Un honesto desconocido me ha hecho llegar su cartita extraviada. En ella no hay nada que no supiera pero me agradó recibirla, desde el momento en que usted la había escrito —y luego me llegó otra grande que me conmovió mucho, mi dulce pequeña—. No tenga miedo, sí que es con la querida carita de la otra mañana que la recuerdo, mi pequeño Castor. No se borra rápidamente y es tanto lo que me gusta. Me quita un peso de encima, cariño, el que esté pensando con serenidad reanudar su trabajo. Yo me encuentro de excelente humor pero me hace falta trabajo. Este diálogo JacquesMathieu lo haré concienzudamente, pero vaya faena. He pensado en suprimirlo pero no puedo, lamento un poco no haber traído el manuscrito. Al menos dígale a Poupette que lo mecanografíe lo más rápido que pueda. He leído un libro apasionante y que coincide de maravilla con ideas mías: Plutarque a menti. Usted lo leyó, creo, en La Pouèze. Este Pierrefeu fue sumamente inteligente, es como una Crítica de la razón militar y contiene montones de cosas que yo había presentido en mis cuadernos. Acabo de terminarlo y también estoy leyendo Le Siège de Paris, de Duveau, que me llevé de su casa y es muy entretenido. Dígame si lo leyó y se lo enviaré.
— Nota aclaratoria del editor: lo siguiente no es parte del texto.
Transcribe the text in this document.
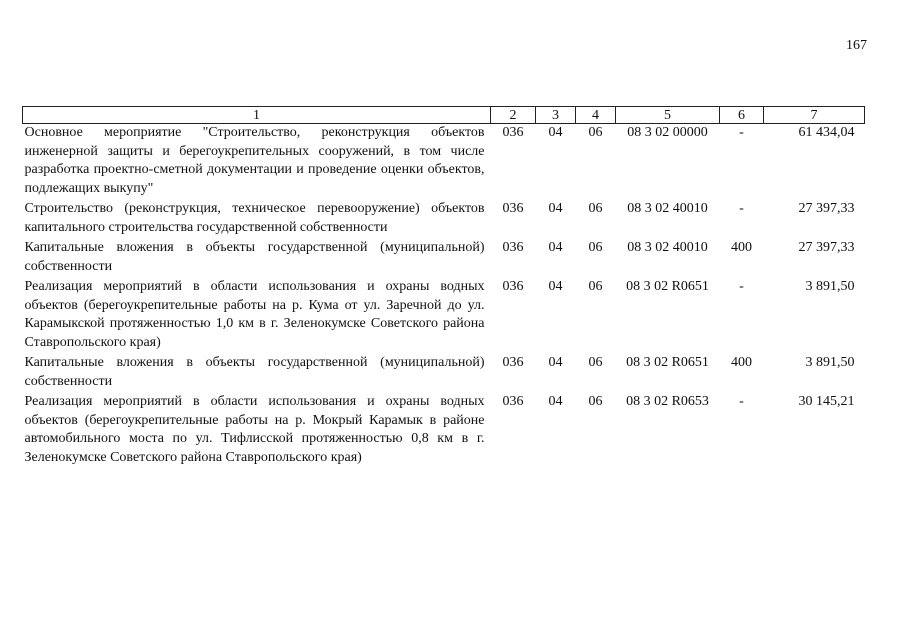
167
1	2	3	4	5	6	7
Основное мероприятие "Строительство, реконструкция объектов инженерной защиты и берегоукрепительных сооружений, в том числе разработка проектно-сметной документации и проведение оценки объектов, подлежащих выкупу"	036	04	06	08 3 02 00000	-	61 434,04
Строительство (реконструкция, техническое перевооружение) объектов капитального строительства государственной собственности	036	04	06	08 3 02 40010	-	27 397,33
Капитальные вложения в объекты государственной (муниципальной) собственности	036	04	06	08 3 02 40010	400	27 397,33
Реализация мероприятий в области использования и охраны водных объектов (берегоукрепительные работы на р. Кума от ул. Заречной до ул. Карамыкской протяженностью 1,0 км в г. Зеленокумске Советского района Ставропольского края)	036	04	06	08 3 02 R0651	-	3 891,50
Капитальные вложения в объекты государственной (муниципальной) собственности	036	04	06	08 3 02 R0651	400	3 891,50
Реализация мероприятий в области использования и охраны водных объектов (берегоукрепительные работы на р. Мокрый Карамык в районе автомобильного моста по ул. Тифлисской протяженностью 0,8 км в г. Зеленокумске Советского района Ставропольского края)	036	04	06	08 3 02 R0653	-	30 145,21
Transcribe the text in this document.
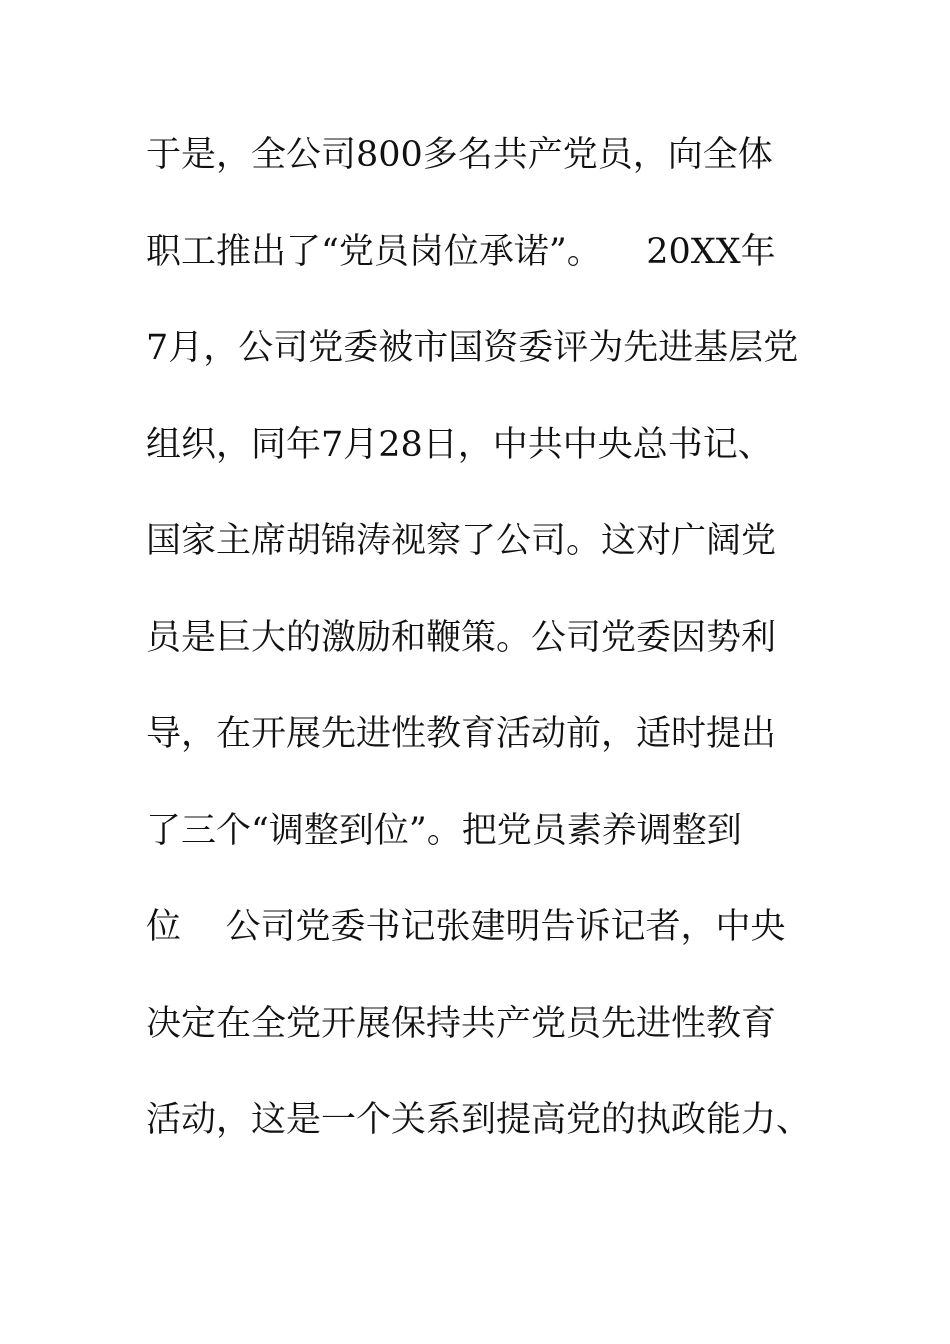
于是，全公司800多名共产党员，向全体
职工推出了“党员岗位承诺”。    20XX年
7月，公司党委被市国资委评为先进基层党
组织，同年7月28日，中共中央总书记、
国家主席胡锦涛视察了公司。这对广阔党
员是巨大的激励和鞭策。公司党委因势利
导，在开展先进性教育活动前，适时提出
了三个“调整到位”。把党员素养调整到
位    公司党委书记张建明告诉记者，中央
决定在全党开展保持共产党员先进性教育
活动，这是一个关系到提高党的执政能力、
A los utopistas tipo Drieu e incluso Guille, que ponen la edad de oro en el pasado, Les enseña entre otras cosas que en el 70 al menos era igual que ahora. Cuando lo lea entenderá mejor lo que quiero decir. 

Estoy pues cautivo en este gran caférestaurante. Por la mañana acecho desde las ventanas de mi habitación el momento en que sus persianas se abren. Después cruzo la calle y entro. Aún está muy frío y desierto, hay una gran estufa de hierro colado que acaban de encender. Me pongo delante de la estufa, de pie, mientras una criada barre el largo salón rectangular. Se trata de un café de hotel, además, y eso se percibe por nimiedades —manteles multicolores sobre las mesas, por ejemplo, y por algo siniestro y oreado—. Leo a Goethe o a Schiller para ponerme en marcha, en alemán, siempre de pie, y tengo la impresión subcutánea de hallarme en el siglo XVII, en un despojado caserón jesuítico, mientras que en Morsbronn y Brumath era la Edad Media. Un sol racional sobre el deshielo, afuera, contribuye a persuadirme. Llega la  patrona —su marido está en el ejército, ella regenta el hotel con sus suegros—, después su crío, que tiene seis años y me da conversación. Desayuno: un vaso de café, tres panecillos como los de Brumath, y mantequilla. Después leo y trabajo.

Anoche y esta mañana he vuelto a la novela. Unos pocos militares. Luego llega Pieter y habla mientras desayuna. Me ha contado unas deliciosas historias del tiempo en que se dedicaba, como dice, a «la caza» de chicas. Se las contaré mañana porque preveo que habiendo agotado la descripción tipo de mis jornadas no tendré nada más que decirle. Lectura. Si quiere saberlo, estoy en una gran mesa del fondo cerca de la ventana y a dos pasos de la estufa. La ocupo todos los días. A mi alrededor hay multitudes de libros y de papeles, parece una oficina. Hacia mediodía nos vamos al restaurante. Es un restaurante «mixto» de civiles y militares. Efecto muy curioso porque, del lado civil, es tipo pensionistas. Están ahí en todas las comidas; están el caballero y la dama de cierta edad, vestidos de oscuro, decentes. También la misteriosa pareja formada por una muchacha atrozmente fea y un joven giboso, cojo, elegantemente vestido, no feo, de cara triste, que no se dirigen la palabra, entran y salen cada uno por una puerta y sin embargo almuerzan escrupulosamente todos los días en la misma mesita, con expresión de antiguo odio. Y también familias de paso, ruidosas y alegres como en tiempos de paz. Y, mezclados con esto, militares, no muchos, de continente adusto, semejantes a los que usted habrá visto en noviembre.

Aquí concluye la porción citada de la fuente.